While service dogs require extensive training, emotional support animals don’t need any formal preparation. Despite this lack of coaching, emotional support dogs are incredibly responsive to the owner’s commands and emotional cues. These emotional support animals will remain devoted to their owners, regardless of outside stimuli.

 

The typical emotional support animal has a calm and laid temperament. To build a relationship with a potential emotional support dog, you should pick a young dog that’s approximately one year old. Dogs that fit into the emotional support category include Poodles, Goldendoodles, Labrador retrievers, and Golden retrievers.

 

Whether you own a Labrador retriever emotional support dog or a Poodle support dog, these animals are known to uplift their owners’ spirits. Suppose a person is suffering from social anxiety, is diagnosed with clinical depression, and often retreats to their comfort zone. These emotional support dogs can help motivate a disabled person to venture outside their house or comfort zone.

 

Playing with an emotional support animal or walking around the neighborhood can help elevate the owner’s mood, as exercising boosts a person’s serotonin levels. With the sense of companionship a dog provides, a person suffering from a mental health disorder will feel supported in their day-to-day activities.

 

In summary

Unlike emotional support animals, service dogs are authorized to enter public spaces at-will. The ADA (Americans with Disabilities Act of 1990) also permits a service dog to enter apartment complexes, private residences, and retail stores deemed as no-pet zones. These ADA provisions protect the service dogs, as they play a pivotal role in ensuring their handler’s safety.

Unfortunately, emotional support dogs remain unprotected by ADA laws.

 

Service dogs are specially trained to act as medical alert dogs and help improve the lives of children living with autism and can even help those with restricted mobility. By law, housing officials can’t charge individuals a fee for owning an emotional support dog. Despite their housing privileges, emotional support dogs can’t enter hospitals, restaurants, or other pet-free zones.

 

Doctors can certify emotional support dogs for their patients coping with a mental health disorder. These officials issue a recommendation letter that grants the emotional support animal and their owner permission to enter the areas listed above. The recommendation letter exempts handlers from pet fees during air travel or in renting situations. Sadly, most laws that protect the service dogs don’t apply to the emotional support dogs.

 

For service dogs, their training lasts for two years and requires a series of official procedures to verify their documentation. The handler is required to carry the certification all the time. These service dogs can wear vests that signal to pedestrians that they’re on-duty.

 

While service dogs display good behavior in public places and are comfortable with lots of people, emotional support dogs may not be as comfortable around people and may struggle with stimulus overload.

 

Note that only service dogs who have undergone extensive training can carry out particular roles for their handler with disabilities.
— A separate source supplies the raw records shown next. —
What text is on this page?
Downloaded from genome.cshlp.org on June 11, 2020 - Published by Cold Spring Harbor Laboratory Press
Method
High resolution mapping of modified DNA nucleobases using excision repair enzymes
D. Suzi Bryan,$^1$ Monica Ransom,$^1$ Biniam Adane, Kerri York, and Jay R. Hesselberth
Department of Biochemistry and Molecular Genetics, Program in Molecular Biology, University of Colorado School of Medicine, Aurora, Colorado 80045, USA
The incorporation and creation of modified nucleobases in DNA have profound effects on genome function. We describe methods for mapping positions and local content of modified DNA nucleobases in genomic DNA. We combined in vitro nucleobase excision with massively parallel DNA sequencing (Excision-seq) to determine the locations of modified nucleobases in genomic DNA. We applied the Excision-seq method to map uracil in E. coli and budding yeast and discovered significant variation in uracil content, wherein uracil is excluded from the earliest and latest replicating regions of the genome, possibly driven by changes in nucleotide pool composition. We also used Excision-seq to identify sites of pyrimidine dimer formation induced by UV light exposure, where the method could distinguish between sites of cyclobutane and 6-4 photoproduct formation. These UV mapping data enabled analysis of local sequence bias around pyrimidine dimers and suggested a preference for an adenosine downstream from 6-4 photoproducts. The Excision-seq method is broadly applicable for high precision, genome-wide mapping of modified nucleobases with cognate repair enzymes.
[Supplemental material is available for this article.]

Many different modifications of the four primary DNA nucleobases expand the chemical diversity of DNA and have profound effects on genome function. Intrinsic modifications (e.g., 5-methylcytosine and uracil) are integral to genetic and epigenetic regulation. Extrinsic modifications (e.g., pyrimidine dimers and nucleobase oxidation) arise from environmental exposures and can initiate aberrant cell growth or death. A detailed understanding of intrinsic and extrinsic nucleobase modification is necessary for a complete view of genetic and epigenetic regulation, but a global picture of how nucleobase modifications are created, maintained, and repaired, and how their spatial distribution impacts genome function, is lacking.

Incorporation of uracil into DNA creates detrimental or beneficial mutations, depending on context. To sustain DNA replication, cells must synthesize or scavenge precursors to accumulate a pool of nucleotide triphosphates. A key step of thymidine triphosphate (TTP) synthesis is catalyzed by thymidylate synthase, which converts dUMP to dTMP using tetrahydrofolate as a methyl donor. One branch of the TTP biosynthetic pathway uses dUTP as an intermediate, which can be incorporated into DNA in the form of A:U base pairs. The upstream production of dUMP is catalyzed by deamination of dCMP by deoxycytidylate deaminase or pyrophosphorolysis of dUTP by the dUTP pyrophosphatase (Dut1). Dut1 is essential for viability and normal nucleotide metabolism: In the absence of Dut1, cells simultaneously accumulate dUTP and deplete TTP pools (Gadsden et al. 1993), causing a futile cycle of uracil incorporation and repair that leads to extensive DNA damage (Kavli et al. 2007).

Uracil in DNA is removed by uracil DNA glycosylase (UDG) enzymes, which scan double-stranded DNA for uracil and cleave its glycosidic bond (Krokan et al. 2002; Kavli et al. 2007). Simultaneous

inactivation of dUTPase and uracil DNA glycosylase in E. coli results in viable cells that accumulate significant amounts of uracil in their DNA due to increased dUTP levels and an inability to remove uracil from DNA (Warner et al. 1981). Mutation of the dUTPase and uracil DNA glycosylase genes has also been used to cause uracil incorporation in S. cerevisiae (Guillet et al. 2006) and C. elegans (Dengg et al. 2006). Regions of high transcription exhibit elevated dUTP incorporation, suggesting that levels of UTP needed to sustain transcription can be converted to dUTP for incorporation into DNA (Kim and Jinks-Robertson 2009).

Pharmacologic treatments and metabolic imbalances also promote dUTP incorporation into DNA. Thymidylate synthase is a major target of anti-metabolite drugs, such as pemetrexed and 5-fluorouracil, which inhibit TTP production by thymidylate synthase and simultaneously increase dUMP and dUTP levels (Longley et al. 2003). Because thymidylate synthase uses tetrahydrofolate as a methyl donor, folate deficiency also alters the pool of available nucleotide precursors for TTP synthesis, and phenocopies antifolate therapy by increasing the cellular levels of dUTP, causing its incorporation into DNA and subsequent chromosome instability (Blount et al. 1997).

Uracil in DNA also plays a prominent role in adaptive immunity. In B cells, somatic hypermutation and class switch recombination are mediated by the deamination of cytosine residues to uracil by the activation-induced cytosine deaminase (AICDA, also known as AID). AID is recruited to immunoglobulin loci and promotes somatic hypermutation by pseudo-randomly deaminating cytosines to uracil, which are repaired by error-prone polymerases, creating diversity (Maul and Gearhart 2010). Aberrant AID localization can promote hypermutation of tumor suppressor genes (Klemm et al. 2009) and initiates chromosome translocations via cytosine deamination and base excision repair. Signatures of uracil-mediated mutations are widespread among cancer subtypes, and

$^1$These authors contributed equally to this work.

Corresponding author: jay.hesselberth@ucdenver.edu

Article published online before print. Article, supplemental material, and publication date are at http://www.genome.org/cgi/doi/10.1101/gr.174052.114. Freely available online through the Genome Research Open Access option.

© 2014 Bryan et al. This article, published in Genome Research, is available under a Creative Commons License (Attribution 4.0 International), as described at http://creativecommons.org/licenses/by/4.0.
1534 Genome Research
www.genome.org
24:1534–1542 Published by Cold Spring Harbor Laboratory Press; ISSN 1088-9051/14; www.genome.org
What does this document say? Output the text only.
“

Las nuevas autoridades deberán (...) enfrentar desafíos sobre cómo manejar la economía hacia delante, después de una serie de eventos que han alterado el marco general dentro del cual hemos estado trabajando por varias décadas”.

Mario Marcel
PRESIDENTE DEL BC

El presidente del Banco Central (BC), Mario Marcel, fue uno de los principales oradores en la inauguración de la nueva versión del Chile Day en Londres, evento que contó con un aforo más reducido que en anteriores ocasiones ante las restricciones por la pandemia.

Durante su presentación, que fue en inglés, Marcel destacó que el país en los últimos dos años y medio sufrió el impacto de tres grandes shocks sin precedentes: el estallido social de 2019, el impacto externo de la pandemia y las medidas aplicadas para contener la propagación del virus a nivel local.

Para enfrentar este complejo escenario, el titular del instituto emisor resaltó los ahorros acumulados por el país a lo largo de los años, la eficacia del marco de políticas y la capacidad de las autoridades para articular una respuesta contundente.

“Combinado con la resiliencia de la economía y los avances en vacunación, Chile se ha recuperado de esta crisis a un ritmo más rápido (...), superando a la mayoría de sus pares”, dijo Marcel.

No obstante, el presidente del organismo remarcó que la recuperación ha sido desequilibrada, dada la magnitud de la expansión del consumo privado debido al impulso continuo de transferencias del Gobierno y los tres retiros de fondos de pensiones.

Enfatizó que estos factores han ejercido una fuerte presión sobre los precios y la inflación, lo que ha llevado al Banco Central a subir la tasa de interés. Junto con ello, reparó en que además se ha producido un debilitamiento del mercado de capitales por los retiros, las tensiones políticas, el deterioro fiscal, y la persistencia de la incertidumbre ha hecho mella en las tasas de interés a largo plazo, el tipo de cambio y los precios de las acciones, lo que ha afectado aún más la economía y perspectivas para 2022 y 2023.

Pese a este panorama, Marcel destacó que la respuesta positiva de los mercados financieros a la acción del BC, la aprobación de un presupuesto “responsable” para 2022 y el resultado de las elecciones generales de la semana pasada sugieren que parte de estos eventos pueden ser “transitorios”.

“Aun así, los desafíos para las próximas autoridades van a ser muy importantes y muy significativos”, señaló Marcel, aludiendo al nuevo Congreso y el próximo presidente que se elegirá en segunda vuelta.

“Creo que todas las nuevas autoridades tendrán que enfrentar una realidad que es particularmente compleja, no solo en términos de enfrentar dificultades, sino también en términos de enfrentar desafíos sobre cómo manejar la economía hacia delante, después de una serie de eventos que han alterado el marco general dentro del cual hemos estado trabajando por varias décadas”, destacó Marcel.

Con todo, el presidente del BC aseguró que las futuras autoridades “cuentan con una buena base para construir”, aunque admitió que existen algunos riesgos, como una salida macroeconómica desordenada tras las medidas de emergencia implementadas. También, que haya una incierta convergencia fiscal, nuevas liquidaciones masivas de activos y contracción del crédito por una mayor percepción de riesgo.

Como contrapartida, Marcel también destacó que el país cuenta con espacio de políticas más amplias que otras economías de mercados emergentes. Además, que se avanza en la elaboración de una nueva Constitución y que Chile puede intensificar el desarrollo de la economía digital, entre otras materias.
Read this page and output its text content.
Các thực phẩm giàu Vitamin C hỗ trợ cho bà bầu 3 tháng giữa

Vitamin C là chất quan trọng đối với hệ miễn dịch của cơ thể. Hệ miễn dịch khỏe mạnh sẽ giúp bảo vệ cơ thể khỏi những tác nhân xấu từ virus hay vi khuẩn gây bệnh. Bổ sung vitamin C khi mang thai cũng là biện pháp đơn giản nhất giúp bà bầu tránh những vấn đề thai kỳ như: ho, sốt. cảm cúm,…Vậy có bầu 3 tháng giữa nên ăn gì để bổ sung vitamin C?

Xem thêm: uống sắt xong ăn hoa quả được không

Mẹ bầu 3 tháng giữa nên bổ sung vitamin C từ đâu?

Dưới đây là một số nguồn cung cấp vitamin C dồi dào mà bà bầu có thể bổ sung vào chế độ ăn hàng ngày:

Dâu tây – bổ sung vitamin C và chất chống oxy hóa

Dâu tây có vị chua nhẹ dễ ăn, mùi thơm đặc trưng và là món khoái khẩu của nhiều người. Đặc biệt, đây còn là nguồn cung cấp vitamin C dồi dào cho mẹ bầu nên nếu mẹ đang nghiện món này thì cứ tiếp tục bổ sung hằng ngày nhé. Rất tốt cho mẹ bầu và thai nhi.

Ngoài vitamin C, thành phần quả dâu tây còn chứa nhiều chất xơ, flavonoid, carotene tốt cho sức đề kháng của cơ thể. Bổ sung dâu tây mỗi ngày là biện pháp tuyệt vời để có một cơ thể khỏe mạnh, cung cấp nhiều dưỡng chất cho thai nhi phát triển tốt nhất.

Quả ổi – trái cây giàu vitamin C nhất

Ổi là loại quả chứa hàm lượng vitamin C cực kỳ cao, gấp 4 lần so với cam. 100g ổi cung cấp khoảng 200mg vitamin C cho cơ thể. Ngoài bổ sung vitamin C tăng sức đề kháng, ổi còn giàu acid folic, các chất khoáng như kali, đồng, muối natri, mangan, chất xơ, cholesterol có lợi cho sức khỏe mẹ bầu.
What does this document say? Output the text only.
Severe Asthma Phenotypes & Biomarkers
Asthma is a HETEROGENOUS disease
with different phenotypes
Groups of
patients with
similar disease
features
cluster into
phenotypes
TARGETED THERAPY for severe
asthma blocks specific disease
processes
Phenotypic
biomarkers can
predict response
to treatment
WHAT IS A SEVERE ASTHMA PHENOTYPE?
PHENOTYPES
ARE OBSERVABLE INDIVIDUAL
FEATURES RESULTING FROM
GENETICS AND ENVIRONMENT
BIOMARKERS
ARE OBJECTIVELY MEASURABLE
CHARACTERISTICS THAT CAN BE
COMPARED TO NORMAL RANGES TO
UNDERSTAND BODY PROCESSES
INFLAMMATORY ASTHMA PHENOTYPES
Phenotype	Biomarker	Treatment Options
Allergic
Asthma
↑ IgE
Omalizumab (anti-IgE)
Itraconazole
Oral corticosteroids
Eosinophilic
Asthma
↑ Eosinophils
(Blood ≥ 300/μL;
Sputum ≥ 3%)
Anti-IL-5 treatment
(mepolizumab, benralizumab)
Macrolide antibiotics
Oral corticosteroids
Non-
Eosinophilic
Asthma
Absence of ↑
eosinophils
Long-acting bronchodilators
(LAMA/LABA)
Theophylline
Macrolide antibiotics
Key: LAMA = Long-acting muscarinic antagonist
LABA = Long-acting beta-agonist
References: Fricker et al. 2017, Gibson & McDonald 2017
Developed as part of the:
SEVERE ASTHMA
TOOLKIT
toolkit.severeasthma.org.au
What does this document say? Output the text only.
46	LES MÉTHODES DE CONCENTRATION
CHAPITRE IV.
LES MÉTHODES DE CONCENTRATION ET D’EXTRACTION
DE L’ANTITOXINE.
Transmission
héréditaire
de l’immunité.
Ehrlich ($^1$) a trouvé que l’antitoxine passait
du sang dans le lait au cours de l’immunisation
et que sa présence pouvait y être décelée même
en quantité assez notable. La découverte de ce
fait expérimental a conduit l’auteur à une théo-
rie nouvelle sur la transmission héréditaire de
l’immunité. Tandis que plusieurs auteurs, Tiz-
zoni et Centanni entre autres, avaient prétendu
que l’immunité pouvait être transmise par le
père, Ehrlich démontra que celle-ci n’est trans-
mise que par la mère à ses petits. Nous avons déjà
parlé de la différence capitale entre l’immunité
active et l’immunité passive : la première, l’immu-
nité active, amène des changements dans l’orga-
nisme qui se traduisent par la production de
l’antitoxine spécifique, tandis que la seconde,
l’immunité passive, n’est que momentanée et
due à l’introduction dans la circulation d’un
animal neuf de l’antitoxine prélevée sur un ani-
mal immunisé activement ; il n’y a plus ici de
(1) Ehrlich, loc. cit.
Regardless of their differences, service dogs and emotional support animals, alike, are invaluable resources for disabled people navigating an able-bodied world.

 

Emotional support dogs have played a significant role in helping individuals cope with chronic pain, seizures, and unexpected sugar dives. Service dogs should be viewed as an extension of their owners, as they have offered life-changing care for disabled folks worldwide.